Will Your New Chip Card Protect You from Fraud?
Posted 11 October 2016 12:00 AM by John Ulzheimer
Unless you have been living under a rock for the past several months you are probably familiar with the new “chip” cards being distributed by many banks, credit unions, and credit card issuers. If your old cards have already been updated you may have even done an uncomfortable little dance at the cash register a few times, wondering whether you need to swipe or insert your new little piece of plastic into the credit card terminal to complete your transaction. However, what you may not realize is how these new cards work, what purpose they serve, and who this new technology actually protects.
How Chip Cards Work
Chips cards (or more formally called chip and PIN, chip and signature, or EMV cards) are actually not new technology at all. The cards are only being newly introduced in the United States. Most European countries began using these smarter credit cards many years ago.
Credit cards with magnetic stripes, an antiquated and much less secure form of credit card technology, are much more vulnerable to credit card theft than the newer chip cards. With magnetic stripe technology all of your information, including your account number itself, is stored inside of the stripe on the back of your card. Card readers access this information whenever you swipe the stripe. Fraudsters can easily use devices known as skimmers to steal card information from magnetic stripe cards and then recreate phony cards with the stolen account information to use for fraudulent transactions.
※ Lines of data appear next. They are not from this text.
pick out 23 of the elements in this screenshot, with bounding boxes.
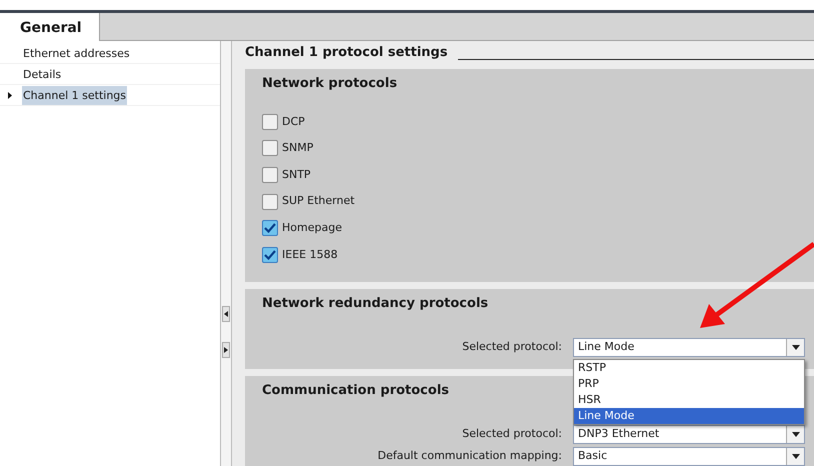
dropdown[interactable]: DNP3 Ethernet [573,425,805,444]
checkbox-label: SNTP [282,166,311,183]
checkbox-label: Homepage [282,220,342,236]
sidebar-item[interactable]: Details [22,64,62,84]
field-label: Selected protocol: [461,339,563,356]
checkbox-label: SUP Ethernet [282,193,355,210]
field-label: Default communication mapping: [376,448,563,464]
section-title: Channel 1 protocol settings [245,44,448,62]
group-title: Communication protocols [262,382,450,400]
checkbox-label: IEEE 1588 [282,246,338,263]
dropdown-option[interactable]: PRP [574,376,804,392]
checkbox-label: SNMP [282,140,314,156]
sidebar-item[interactable]: Ethernet addresses [22,44,131,62]
field-label: Selected protocol: [461,426,563,442]
dropdown-option[interactable]: Line Mode [574,408,804,424]
tab[interactable]: General [0,13,100,41]
dropdown-option[interactable]: HSR [574,392,804,408]
checkbox-label: DCP [282,114,305,130]
sidebar-item[interactable]: Channel 1 settings [22,86,128,104]
group-title: Network protocols [262,74,398,92]
dropdown[interactable]: Basic [573,447,805,466]
group-title: Network redundancy protocols [262,294,488,312]
dropdown-option[interactable]: RSTP [574,360,804,376]
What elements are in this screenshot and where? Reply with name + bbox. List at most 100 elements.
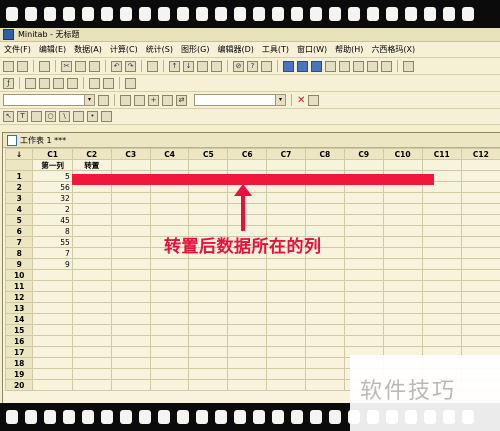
data-cell[interactable]	[71, 225, 112, 237]
data-cell[interactable]	[227, 379, 268, 391]
eraser-icon[interactable]	[125, 77, 136, 89]
info-icon[interactable]	[311, 60, 322, 72]
data-cell[interactable]	[343, 302, 384, 314]
save-icon[interactable]	[17, 60, 28, 72]
copy-icon[interactable]	[75, 60, 86, 72]
delete-icon[interactable]: ✕	[297, 95, 305, 106]
redo-icon[interactable]: ↷	[125, 60, 136, 72]
data-cell[interactable]	[460, 225, 500, 237]
data-cell[interactable]	[343, 236, 384, 248]
crosshair-icon[interactable]: +	[148, 94, 159, 106]
data-cell[interactable]	[382, 269, 423, 281]
data-cell[interactable]	[110, 258, 151, 270]
data-cell[interactable]	[110, 291, 151, 303]
column-name-cell[interactable]	[110, 159, 151, 171]
stat-guide-icon[interactable]	[261, 60, 272, 72]
data-cell[interactable]	[71, 247, 112, 259]
row-header[interactable]: 10	[4, 269, 34, 281]
edit-last-dialog-icon[interactable]	[103, 77, 114, 89]
row-header[interactable]: 3	[4, 192, 34, 204]
column-name-cell[interactable]: 第一列	[32, 159, 73, 171]
data-cell[interactable]	[188, 368, 229, 380]
data-cell[interactable]	[71, 236, 112, 248]
row-header[interactable]: 2	[4, 181, 34, 193]
data-cell[interactable]	[460, 203, 500, 215]
data-cell[interactable]	[304, 214, 345, 226]
data-cell[interactable]	[188, 313, 229, 325]
data-cell[interactable]	[421, 192, 462, 204]
data-cell[interactable]	[421, 313, 462, 325]
data-cell[interactable]	[149, 192, 190, 204]
menu-help[interactable]: 帮助(H)	[335, 44, 363, 55]
column-name-cell[interactable]	[304, 159, 345, 171]
data-cell[interactable]	[32, 324, 73, 336]
menu-file[interactable]: 文件(F)	[4, 44, 31, 55]
column-name-cell[interactable]	[382, 159, 423, 171]
data-cell[interactable]	[343, 258, 384, 270]
data-cell[interactable]	[421, 302, 462, 314]
data-cell[interactable]	[149, 302, 190, 314]
cancel-icon[interactable]: ⊘	[233, 60, 244, 72]
flag-icon[interactable]	[162, 94, 173, 106]
cut-icon[interactable]: ✂	[61, 60, 72, 72]
data-cell[interactable]	[266, 192, 306, 204]
column-header[interactable]: C7	[266, 148, 306, 160]
row-header[interactable]: 5	[4, 214, 34, 226]
rectangle-tool-icon[interactable]	[31, 111, 42, 122]
down-arrow-icon[interactable]: ↓	[183, 60, 194, 72]
corner-cell[interactable]: ↓	[4, 148, 34, 160]
data-cell[interactable]	[227, 280, 268, 292]
data-cell[interactable]	[421, 291, 462, 303]
data-cell[interactable]	[304, 203, 345, 215]
data-cell[interactable]	[71, 324, 112, 336]
replace-icon[interactable]	[211, 60, 222, 72]
column-header[interactable]: C5	[188, 148, 229, 160]
data-cell[interactable]	[188, 324, 229, 336]
data-cell[interactable]	[188, 203, 229, 215]
column-name-cell[interactable]	[266, 159, 306, 171]
insert-rows-icon[interactable]	[39, 77, 50, 89]
data-cell[interactable]	[188, 214, 229, 226]
row-header[interactable]: 12	[4, 291, 34, 303]
open-icon[interactable]	[3, 60, 14, 72]
data-cell[interactable]	[149, 324, 190, 336]
column-name-cell[interactable]	[421, 159, 462, 171]
data-cell[interactable]	[32, 346, 73, 358]
history-icon[interactable]	[325, 60, 336, 72]
data-cell[interactable]	[71, 291, 112, 303]
data-cell[interactable]: 2	[32, 203, 73, 215]
data-cell[interactable]	[71, 335, 112, 347]
data-cell[interactable]	[32, 280, 73, 292]
data-cell[interactable]	[382, 258, 423, 270]
data-cell[interactable]	[110, 379, 151, 391]
data-cell[interactable]	[71, 280, 112, 292]
data-cell[interactable]	[266, 357, 306, 369]
data-cell[interactable]	[227, 346, 268, 358]
row-header[interactable]: 4	[4, 203, 34, 215]
data-cell[interactable]	[110, 313, 151, 325]
row-header[interactable]: 15	[4, 324, 34, 336]
menu-tools[interactable]: 工具(T)	[262, 44, 289, 55]
data-cell[interactable]	[304, 269, 345, 281]
column-header[interactable]: C8	[304, 148, 345, 160]
data-cell[interactable]	[460, 247, 500, 259]
data-cell[interactable]	[32, 335, 73, 347]
data-cell[interactable]	[343, 247, 384, 259]
data-cell[interactable]	[382, 203, 423, 215]
data-cell[interactable]	[304, 357, 345, 369]
data-cell[interactable]	[188, 302, 229, 314]
menu-stat[interactable]: 统计(S)	[146, 44, 173, 55]
data-cell[interactable]	[149, 214, 190, 226]
data-cell[interactable]	[110, 225, 151, 237]
swap-icon[interactable]: ⇄	[176, 94, 187, 106]
data-cell[interactable]	[71, 192, 112, 204]
data-cell[interactable]	[382, 280, 423, 292]
data-cell[interactable]	[266, 335, 306, 347]
data-cell[interactable]	[149, 346, 190, 358]
row-header[interactable]: 13	[4, 302, 34, 314]
column-name-cell[interactable]	[343, 159, 384, 171]
data-cell[interactable]	[149, 357, 190, 369]
design-icon[interactable]	[381, 60, 392, 72]
text-tool-icon[interactable]: T	[17, 111, 28, 122]
data-cell[interactable]	[188, 291, 229, 303]
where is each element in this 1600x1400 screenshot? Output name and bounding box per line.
Chip cards feature technology which is certainly not foolproof, however, it is much more advanced than the old magnetic stripe technology. With this newer card technology your account information is stored inside of a microchip which is embedded inside of the card, making the theft of your information considerably more difficult. However, most of the new cards being currently distributed in the US are a hybrid between chip and PIN cards and magnetic stripe cards known as chip and signature cards. While certainly a step up in security from older credit card technology, these chip and signature cards are still vulnerable to theft.
Who Does Your Chip Card Really Protect?
Stopping credit card fraud is naturally in everyone's best interest, but the idea that this new generation of credit card technology will protect you personally from fraud liability is completely false. Consumers are already well protected from liability for fraudulent credit card and debit card transactions thanks to the Fair Credit Billing Act (credit cards) and the Electronic Funds Transfer Act (debit cards). These consumer protection laws already cap your responsibility for fraudulent credit card transactions at a mere $50 and responsibility for fraudulent debit card transactions at $500 (and only $50 if you report the fraud within 2 days). And, all four of the major credit card networks (Amex, Discover, Visa, and MasterCard) have zero liability fraud policies, which means unless you never report the theft or abuse of your credit cards then you’ll never have to pay a dime of the fraudulent charges. When fraud does occur it has traditionally been your credit or debit card issuer who has shouldered the burden for the theft.
In addition to reducing fraud, chip cards also serve the purpose of helping credit and debit card issuers reduce their own liability for fraudulent transactions. As of October of 2015 merchants were required to upgrade their payment terminals to newer versions with chip card reading capability. Merchants who failed to make the expensive upgrades could be left footing the bill for any fraudulent credit card charges occurring on their premises. Stopping thieves is great, but you just should not believe all of the hype that this new gen technology was created solely with your own best interest at heart.